Set the appropriate gc_grace_seconds
on tables
Routine repairs must be run on clusters where deletions occur (they may occur even if you don’t explicitly delete anything, see above) to avoid among other things deleted data becoming live again. You must run repairs more often than the minimum chosen gc_grace_period
(see this article for more details). Make sure you are capable of supporting repairs more frequent than the minimum gc_grace_seconds
among all your tables.
Changing the tombstone warning / failure threshold
Invisible column range tombstones aside, there are two tombstone threshold settings in cassandra.yaml
helpful for detecting a large number of tombstones affecting performance:
– tombstone_warn_threshold
(default: 1000): if the number of tombstones scanned by a query exceeds this number Cassandra will log a warning (which will likely be propagating to your monitoring system and send you an alert).
– tombstone_failure_threshold
(default: 10000): if the number of tombstones scanned by a query exceeds this number Cassandra will abort the query. The is a mechanism to prevent one or more nodes from running out of memory and crashing.

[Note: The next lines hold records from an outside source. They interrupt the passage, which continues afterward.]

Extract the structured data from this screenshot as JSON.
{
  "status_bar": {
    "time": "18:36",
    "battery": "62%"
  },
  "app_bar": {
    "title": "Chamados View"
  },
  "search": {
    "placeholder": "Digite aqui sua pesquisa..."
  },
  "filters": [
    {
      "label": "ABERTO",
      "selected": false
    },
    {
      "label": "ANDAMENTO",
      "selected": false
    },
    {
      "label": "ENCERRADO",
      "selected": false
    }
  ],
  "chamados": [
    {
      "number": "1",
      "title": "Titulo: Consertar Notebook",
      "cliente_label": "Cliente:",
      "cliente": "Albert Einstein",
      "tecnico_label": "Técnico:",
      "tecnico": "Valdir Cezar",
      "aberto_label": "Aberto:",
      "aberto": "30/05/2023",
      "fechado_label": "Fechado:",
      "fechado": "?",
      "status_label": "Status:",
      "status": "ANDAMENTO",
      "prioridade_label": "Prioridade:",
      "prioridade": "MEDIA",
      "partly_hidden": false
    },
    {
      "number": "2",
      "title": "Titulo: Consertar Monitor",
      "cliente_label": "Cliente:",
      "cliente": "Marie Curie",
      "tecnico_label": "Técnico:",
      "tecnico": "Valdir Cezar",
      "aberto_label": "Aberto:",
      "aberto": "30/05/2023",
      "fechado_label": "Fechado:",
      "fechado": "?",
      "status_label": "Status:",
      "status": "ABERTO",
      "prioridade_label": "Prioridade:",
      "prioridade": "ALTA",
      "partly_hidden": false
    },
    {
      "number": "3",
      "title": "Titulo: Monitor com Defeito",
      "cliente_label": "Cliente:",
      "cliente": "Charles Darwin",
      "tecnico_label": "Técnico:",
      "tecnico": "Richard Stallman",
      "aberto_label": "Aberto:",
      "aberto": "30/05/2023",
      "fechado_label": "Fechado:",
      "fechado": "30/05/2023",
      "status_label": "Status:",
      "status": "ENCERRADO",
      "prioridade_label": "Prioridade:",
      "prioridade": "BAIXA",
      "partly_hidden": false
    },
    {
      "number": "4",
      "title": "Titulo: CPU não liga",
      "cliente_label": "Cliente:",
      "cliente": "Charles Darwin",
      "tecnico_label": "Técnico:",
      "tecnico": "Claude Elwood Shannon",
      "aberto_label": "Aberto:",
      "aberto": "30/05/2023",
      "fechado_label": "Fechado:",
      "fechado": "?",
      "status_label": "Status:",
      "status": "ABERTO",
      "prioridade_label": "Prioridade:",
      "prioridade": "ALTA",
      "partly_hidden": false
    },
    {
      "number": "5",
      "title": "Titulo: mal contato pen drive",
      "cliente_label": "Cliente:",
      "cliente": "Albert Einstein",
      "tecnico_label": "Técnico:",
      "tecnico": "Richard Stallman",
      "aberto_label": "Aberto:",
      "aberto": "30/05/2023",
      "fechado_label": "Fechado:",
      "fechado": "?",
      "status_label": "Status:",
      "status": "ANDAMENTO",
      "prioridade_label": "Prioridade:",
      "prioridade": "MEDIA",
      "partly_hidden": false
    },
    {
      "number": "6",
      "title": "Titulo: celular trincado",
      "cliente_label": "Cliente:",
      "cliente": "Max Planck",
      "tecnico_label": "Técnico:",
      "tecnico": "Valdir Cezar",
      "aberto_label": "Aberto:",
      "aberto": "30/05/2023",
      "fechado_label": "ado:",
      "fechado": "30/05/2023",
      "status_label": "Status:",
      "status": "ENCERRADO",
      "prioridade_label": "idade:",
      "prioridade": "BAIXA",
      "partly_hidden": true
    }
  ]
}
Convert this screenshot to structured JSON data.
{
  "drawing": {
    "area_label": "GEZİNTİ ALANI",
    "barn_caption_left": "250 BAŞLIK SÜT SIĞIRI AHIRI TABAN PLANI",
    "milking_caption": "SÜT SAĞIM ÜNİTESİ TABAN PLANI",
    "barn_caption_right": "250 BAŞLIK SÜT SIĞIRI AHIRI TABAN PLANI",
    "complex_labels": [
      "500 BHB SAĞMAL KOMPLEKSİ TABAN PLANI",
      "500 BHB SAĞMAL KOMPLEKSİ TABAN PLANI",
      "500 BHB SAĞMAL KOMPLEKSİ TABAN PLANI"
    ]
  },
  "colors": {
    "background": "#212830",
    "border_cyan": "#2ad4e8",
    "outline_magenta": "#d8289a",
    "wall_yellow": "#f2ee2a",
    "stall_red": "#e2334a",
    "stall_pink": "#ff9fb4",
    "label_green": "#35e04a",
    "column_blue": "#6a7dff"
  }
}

These values should only be changed upwards if you are really confident about the memory use patterns in your cluster.
Conclusion
Tombstones are among the most misunderstood features of Cassandra and can cause significant performance problems if not investigated, monitored and dealt with in a timely manner. OpenCredo has acquired expertise in detecting and solving tombstone related problems on various projects by successfully using the tools shared above.